I don’t think for a minute that suicide is an unpardonable sin. If a person has put his faith in Christ, yet takes his life in a moment of anguish, what he did doesn’t negate the benefits of the cross for him.
Nonetheless, suicide is a tragedy.
Though I’ve never tried to take my own life, hundreds of times over the years I’ve yearned for death. A number of times I’ve even asked the Lord to let me die in my sleep. What keeps me from following through? What things do I tell myself, or voice to others who come to me with thoughts of suicide?
*I remind myself that my body, my life, belongs to God. Jesus’ blood purchased me on the cross (1 Pet. 1:18-19). As Paul put it, “Do you not know that your body is a temple of the Holy Spirit who is in you…that you are not your own? For you have been bought with a price” (1 Cor. 6:19-20).
If God owns me, I don’t have the right to destroy what is His.
*I tell myself that God is sovereign and has control over my affliction. If prayer, medicine, counseling, and other means of grace haven’t alleviated my depression, perhaps I should trust Him to use it for a redemptive purpose: to keep me clinging to Him out of desperation, or through it, to expand my sensitivity to and ministry to others. To take my own life is tantamount to unbelief in God’s authority and governance over my life.
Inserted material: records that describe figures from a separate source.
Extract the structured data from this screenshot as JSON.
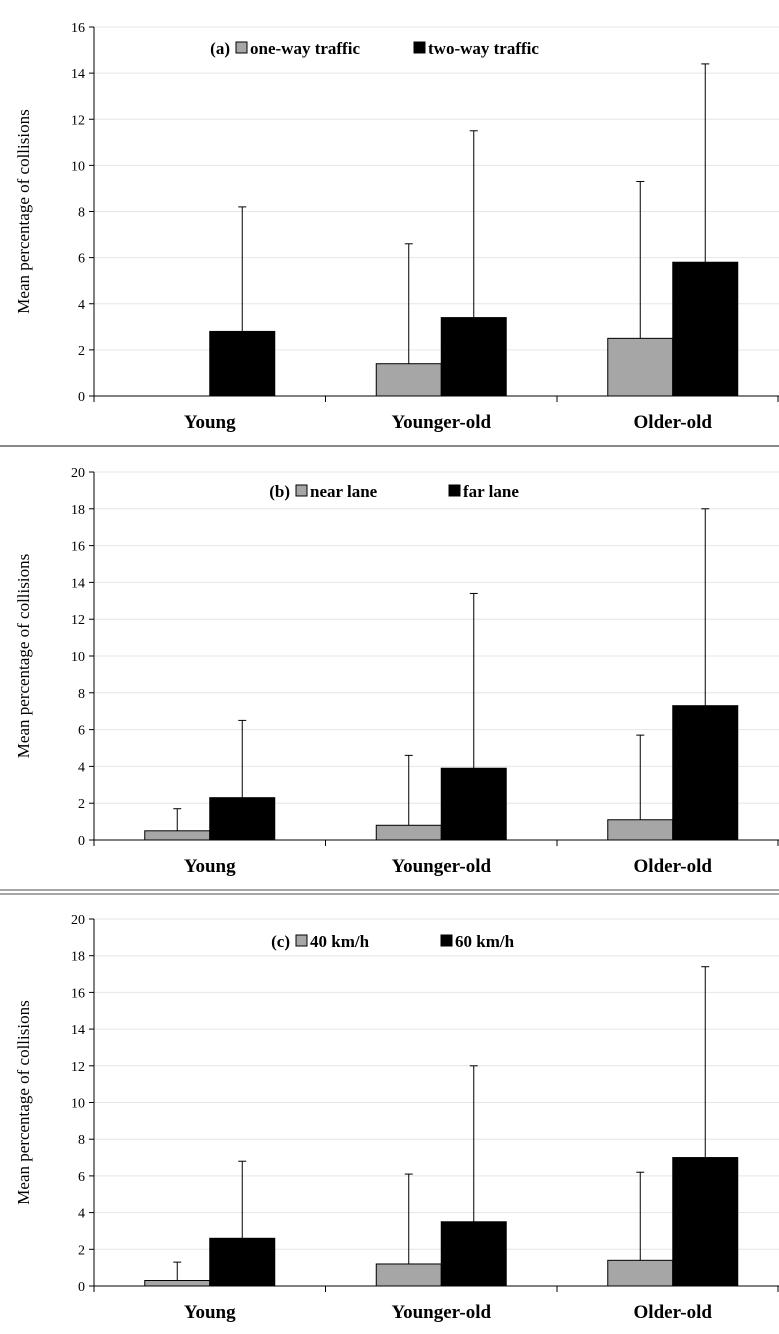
{
  "chart_data": [
    {
      "type": "bar",
      "panel_label": "(a)",
      "categories": [
        "Young",
        "Younger-old",
        "Older-old"
      ],
      "series": [
        {
          "name": "one-way traffic",
          "values": [
            0,
            1.4,
            2.5
          ],
          "error_upper": [
            0,
            6.6,
            9.3
          ],
          "color": "#a6a6a6"
        },
        {
          "name": "two-way traffic",
          "values": [
            2.8,
            3.4,
            5.8
          ],
          "error_upper": [
            8.2,
            11.5,
            14.4
          ],
          "color": "#000000"
        }
      ],
      "ylabel": "Mean percentage of collisions",
      "ylim": [
        0,
        16
      ],
      "yticks": [
        0,
        2,
        4,
        6,
        8,
        10,
        12,
        14,
        16
      ],
      "grid": true,
      "legend_position": "top"
    },
    {
      "type": "bar",
      "panel_label": "(b)",
      "categories": [
        "Young",
        "Younger-old",
        "Older-old"
      ],
      "series": [
        {
          "name": "near lane",
          "values": [
            0.5,
            0.8,
            1.1
          ],
          "error_upper": [
            1.7,
            4.6,
            5.7
          ],
          "color": "#a6a6a6"
        },
        {
          "name": "far lane",
          "values": [
            2.3,
            3.9,
            7.3
          ],
          "error_upper": [
            6.5,
            13.4,
            18.0
          ],
          "color": "#000000"
        }
      ],
      "ylabel": "Mean percentage of collisions",
      "ylim": [
        0,
        20
      ],
      "yticks": [
        0,
        2,
        4,
        6,
        8,
        10,
        12,
        14,
        16,
        18,
        20
      ],
      "grid": true,
      "legend_position": "top"
    },
    {
      "type": "bar",
      "panel_label": "(c)",
      "categories": [
        "Young",
        "Younger-old",
        "Older-old"
      ],
      "series": [
        {
          "name": "40 km/h",
          "values": [
            0.3,
            1.2,
            1.4
          ],
          "error_upper": [
            1.3,
            6.1,
            6.2
          ],
          "color": "#a6a6a6"
        },
        {
          "name": "60 km/h",
          "values": [
            2.6,
            3.5,
            7.0
          ],
          "error_upper": [
            6.8,
            12.0,
            17.4
          ],
          "color": "#000000"
        }
      ],
      "ylabel": "Mean percentage of collisions",
      "ylim": [
        0,
        20
      ],
      "yticks": [
        0,
        2,
        4,
        6,
        8,
        10,
        12,
        14,
        16,
        18,
        20
      ],
      "grid": true,
      "legend_position": "top"
    }
  ]
}
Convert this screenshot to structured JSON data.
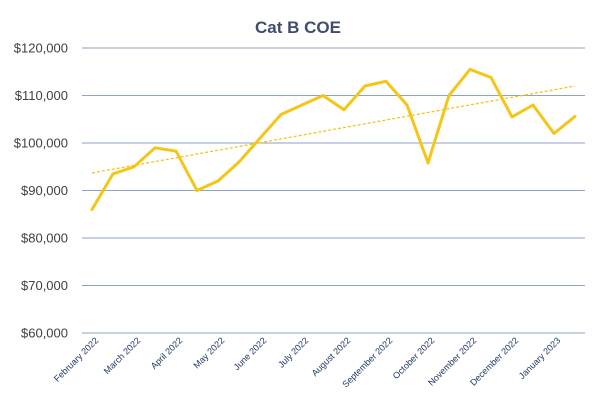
{
  "chart_data": {
    "type": "line",
    "title": "Cat B COE",
    "xlabel": "",
    "ylabel": "",
    "ylim": [
      60000,
      120000
    ],
    "y_ticks": [
      60000,
      70000,
      80000,
      90000,
      100000,
      110000,
      120000
    ],
    "y_tick_labels": [
      "$60,000",
      "$70,000",
      "$80,000",
      "$90,000",
      "$100,000",
      "$110,000",
      "$120,000"
    ],
    "x_tick_labels": [
      "February 2022",
      "March 2022",
      "April 2022",
      "May 2022",
      "June 2022",
      "July 2022",
      "August 2022",
      "September 2022",
      "October 2022",
      "November 2022",
      "December 2022",
      "January 2023"
    ],
    "grid": true,
    "series": [
      {
        "values": [
          86000,
          93500,
          95000,
          99000,
          98300,
          90000,
          92000,
          96000,
          101000,
          106000,
          108000,
          110000,
          107000,
          112000,
          113000,
          108000,
          95800,
          110000,
          115500,
          113800,
          105500,
          108000,
          102000,
          105600
        ],
        "color": "#f5c518"
      }
    ],
    "trendline": {
      "type": "linear",
      "start": 93700,
      "end": 112000,
      "color": "#f5c518",
      "style": "dashed"
    }
  }
}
*I tell myself not to model for others an easy way out of despair.
There’s scientific evidence that up to 50% of persons with chronic depression inherited a genetic predisposition for it. My sons and grandchild are more likely to have downward mood spirals than the average person.
By taking my own life, they might refer to me to justify the same thing. When they face a tragic loss, a financial crisis, the rejection of a loved one, I don’t want my example to increase the likelihood they’ll choose the same alternative. I don’t want them to think, “Dad (or PaPaw) avoided more pain my killing himself. Maybe that’s the only way out for me.”
This life isn’t about me, or choosing what will offer me the most comfort or pain avoidance. It’s about God and His call on my life. He, not I, must decide when my life will end. God doesn’t exist for my sake. I exist for His sake (Isa. 43:7).
I know…following the counsel in this post is far easier said than done. Today, pray for someone you know who struggles with depression. If you ever hear a reference to suicide, do whatever it takes to get that person to a medical or psychological professional. And if push comes to shove, do the same for yourself.
What insight from today’s post most resonated with you? Why?
Which means of handling temptation when depressed can you apply more often?
Which argument for resisting suicide do you consider the strongest? Why?